The shift to include monitors may represent a new product direction for the company. On the other hand, it may be little more than a bit of organizational shuffling by Neumann’s parent company, Sennheiser. (And by parent company, I mean the 17-year-younger company that acquired Neumann in 1992.) The question arises because the announcement states that Neumann’s studio monitor line is “based on the well-known Klein + Hummel company,” which Sennheiser acquired in 2005. What, exactly, they mean by based on remains unknown. Most of the engineers who worked for (the now former) Klein + Hummel will continue with Sennheiser, further blurring the extent to which the Neumann monitors will be Neumann monitors as distinct from Neumann branded Klein + Hummels.
Time will tell, but with Neumann’s long history of stellar microphones (including the U-47, -67, and -87; M-49; KM-83 and -84; and TLM-170 and -193, among numerous others), the branding strategy could backfire: For starters, the Neumann brand is synonymous with money-is-no-object quality. A current production TLM-170 carries a list price of $4,398.00 and a (long out-of-print) U-47 recently auctioned for over $6,000. By contrast, AKG’s top-of-the-line AKG C-414-XLII tips the scale at only slightly more than $1000. To most professional’s ears, Neumann earns the price differential every day of the week. Differentiating an audio monitor product line in similar fashion may be difficult to accomplish under any circumstances.

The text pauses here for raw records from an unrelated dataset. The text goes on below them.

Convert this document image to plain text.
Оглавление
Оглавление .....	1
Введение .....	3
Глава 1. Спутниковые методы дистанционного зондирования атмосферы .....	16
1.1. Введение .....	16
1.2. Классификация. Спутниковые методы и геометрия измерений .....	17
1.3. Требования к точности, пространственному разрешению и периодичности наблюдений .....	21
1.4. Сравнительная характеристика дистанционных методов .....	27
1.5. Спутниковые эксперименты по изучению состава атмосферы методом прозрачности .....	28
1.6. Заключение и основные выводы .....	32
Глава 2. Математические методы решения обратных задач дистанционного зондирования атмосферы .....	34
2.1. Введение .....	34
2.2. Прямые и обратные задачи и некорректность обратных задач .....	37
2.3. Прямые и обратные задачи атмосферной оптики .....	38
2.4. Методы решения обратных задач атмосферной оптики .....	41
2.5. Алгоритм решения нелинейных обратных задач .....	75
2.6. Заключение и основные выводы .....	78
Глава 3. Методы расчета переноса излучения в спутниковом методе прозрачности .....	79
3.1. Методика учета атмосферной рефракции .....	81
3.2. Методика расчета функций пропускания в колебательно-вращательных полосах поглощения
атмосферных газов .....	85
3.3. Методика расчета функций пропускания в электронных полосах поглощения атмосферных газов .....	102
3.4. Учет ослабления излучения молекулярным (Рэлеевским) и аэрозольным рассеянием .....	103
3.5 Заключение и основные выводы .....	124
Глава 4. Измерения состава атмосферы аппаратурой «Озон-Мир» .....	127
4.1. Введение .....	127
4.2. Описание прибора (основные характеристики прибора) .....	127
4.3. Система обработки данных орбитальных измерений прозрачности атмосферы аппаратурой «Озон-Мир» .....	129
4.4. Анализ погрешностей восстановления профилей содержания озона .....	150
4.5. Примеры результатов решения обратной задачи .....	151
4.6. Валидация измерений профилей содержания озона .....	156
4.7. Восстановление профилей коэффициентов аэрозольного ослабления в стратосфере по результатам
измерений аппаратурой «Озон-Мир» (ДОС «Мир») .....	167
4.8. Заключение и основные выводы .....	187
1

Further, with studio monitor companies such as Genelec, JBL, Tannoy, and Westlake already established with countless others in a crowded market, Neumann will have to kick some serious audio butt just to register as better than a disappointment relative to their own brand reputation. Klein + Hummel had yet to build a reputation as “the Neumann of monitors” so one might ask what Neumann’s strategy might be to do so.
Suspending cynicism for a moment, I’d relish the opportunity to audition a pair of Neumann monitors side-by-side with a pair of, say, similarly-configured Westlakes. That would be a listening experience to remember! Until that happens, if you get a chance to hear a pair of Neumann’s, let us know what you think of them.